The question was semi-answered Tuesday night as Fox premiered it’s shot-in-Toronto re-boot of the ’70s cult classic The Rocky Horror Picture Show. The Fox PR department pulled out all the stops for the packed screening, with party hats and boas provided at the door along with a collector’s necklace which sported ruby red lips.
Executive producer and former Fox Entertainment President Gail Berman was in attendance and urged the audience to “feel it, do it.” There was taped messages from choreographer Kenny Ortega as well as the new Frank-N-Furter, Laverne Cox.
Fox held the screening after 10 p.m. to try to capture some of that midnite double bill magic. MIPCOM crowds spend long days dragging themselves from booth to booth, however, and few were putting their hands on their hips and jumping to the right, etc. A few held lighted iPhones and other mobile devices high up at the parts that used to call for striking matches, a sad reminder that the digital age is just not as much fun. If only the airlines had allowed people to bring their new Samsung 7s, there could have been real fires in the grand auditorium.
Now, full disclosure: I saw the original film when it first came out at the Kingsway Theatre in Etobicoke, Ont. — not as a patron, but as an usher. It was a high school job. I have a vivid memory of the weird opening with the crazy close up of those flaming lips. This was when audiences first saw it and didn’t know what to make of it — and didn’t know to make a party out of it. As a former usher, I can’t imagine all the clean up later picking up rice, toast, newspapers, whatever.

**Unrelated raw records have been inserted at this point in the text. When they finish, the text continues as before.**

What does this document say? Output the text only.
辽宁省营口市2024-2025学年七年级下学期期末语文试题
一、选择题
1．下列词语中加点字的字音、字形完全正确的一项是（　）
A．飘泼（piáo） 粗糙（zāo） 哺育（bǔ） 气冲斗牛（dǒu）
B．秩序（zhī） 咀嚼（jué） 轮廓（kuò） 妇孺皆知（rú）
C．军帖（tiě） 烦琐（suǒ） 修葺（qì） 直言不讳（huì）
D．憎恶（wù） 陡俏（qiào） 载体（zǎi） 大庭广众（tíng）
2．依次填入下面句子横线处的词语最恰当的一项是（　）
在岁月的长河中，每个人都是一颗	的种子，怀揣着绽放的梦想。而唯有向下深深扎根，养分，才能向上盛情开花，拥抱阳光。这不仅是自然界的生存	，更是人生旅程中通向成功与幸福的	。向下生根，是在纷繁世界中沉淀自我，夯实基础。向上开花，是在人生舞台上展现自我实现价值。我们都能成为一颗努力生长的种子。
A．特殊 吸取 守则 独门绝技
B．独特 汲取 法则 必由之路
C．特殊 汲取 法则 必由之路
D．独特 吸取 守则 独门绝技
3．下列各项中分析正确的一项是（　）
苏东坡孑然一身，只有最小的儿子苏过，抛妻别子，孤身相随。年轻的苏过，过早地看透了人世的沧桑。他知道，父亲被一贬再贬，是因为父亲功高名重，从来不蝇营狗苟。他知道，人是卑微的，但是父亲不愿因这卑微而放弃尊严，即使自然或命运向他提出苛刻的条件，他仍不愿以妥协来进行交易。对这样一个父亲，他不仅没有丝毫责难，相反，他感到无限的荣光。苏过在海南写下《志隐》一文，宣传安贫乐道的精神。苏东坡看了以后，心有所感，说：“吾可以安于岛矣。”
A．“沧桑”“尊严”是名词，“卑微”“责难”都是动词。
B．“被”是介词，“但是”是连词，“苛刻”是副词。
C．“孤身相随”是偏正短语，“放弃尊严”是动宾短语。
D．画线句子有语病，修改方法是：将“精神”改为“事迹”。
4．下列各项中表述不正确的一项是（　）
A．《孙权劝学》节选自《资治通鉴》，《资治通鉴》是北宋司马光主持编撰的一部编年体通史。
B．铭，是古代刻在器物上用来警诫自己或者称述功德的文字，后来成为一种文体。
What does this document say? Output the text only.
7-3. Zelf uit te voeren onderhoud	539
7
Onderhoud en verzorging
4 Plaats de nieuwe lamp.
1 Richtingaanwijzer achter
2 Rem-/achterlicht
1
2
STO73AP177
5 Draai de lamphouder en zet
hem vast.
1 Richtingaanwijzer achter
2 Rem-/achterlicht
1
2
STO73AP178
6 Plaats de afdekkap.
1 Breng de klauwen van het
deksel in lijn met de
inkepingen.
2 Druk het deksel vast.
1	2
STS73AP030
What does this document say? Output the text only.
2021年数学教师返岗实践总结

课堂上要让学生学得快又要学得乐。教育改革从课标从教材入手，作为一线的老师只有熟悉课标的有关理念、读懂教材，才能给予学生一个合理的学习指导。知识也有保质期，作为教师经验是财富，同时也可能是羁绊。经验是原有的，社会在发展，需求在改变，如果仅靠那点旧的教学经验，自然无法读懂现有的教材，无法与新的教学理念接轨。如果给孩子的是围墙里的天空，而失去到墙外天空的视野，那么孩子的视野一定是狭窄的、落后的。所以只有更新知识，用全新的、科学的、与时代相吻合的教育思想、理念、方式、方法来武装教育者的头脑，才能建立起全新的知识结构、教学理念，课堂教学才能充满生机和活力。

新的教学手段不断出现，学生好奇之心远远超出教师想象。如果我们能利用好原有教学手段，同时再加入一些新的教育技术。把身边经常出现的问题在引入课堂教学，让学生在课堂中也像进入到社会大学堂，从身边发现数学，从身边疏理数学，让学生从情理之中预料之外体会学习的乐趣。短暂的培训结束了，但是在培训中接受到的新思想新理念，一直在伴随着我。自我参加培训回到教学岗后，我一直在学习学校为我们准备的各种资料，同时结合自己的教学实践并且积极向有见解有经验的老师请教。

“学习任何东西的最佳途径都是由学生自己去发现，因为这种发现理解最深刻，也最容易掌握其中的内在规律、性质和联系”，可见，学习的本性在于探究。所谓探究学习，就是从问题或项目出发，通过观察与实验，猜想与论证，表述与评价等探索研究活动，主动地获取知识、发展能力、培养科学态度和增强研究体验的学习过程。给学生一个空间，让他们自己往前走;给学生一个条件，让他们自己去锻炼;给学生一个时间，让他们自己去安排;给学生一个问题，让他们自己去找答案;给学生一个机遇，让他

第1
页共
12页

The remake, which airs Thursday on Fox and City, starts briskly. It’s fun to see all the singing and dancing in front of Toronto’s Casa Loma, tarted up to look like a movie theatre. Interiors were shot inside the Royal Alexander Theatre, which also looked cool on the big screen.
Fun also to see always reliable Jayne Eastwood in a small role as “The Butler.”
Less fun was watching Tim Curry as the narrator. Curry made the original film sizzle as Frank-N-Furter. Cox tried to rise to Curry’s level by ramping up reads on “Antici-PATION!” and “Come up to the lab…” Director Ortega punches those connections with fun editing and camera work, but it just reminds you how well it was all played the first time.
As well, Curry’s contributions were limited due to the effects of a 2012 stroke. As game as he is, it’s a bit hard for those of us there the first time to see time march on and vitality slip away.
The original film, for all its cult cleverness, fell apart mid-way through. Same with the new effort, which seems longer– although the late hour was a factor for some of us.
The new Brad and Janet — Victoria Justice and Ryan McCartan — are no Susan Sarandon and Barry Bostwick. Cox brings edge to the role, and a strange vocal range, but Curry had way more fun with the songs.
Lost is much of the punk creepiness of the original. Instead we get plenty of high energy dance numbers as in the recent TV makeover of Grease. My feeling is Fox could not go far enough with this tale of sweet transvestites from transsexual Transylvania — it might have worked better on HBO or Netflix.
The commercial breaks will also leave you going, “Dammit, Janet.”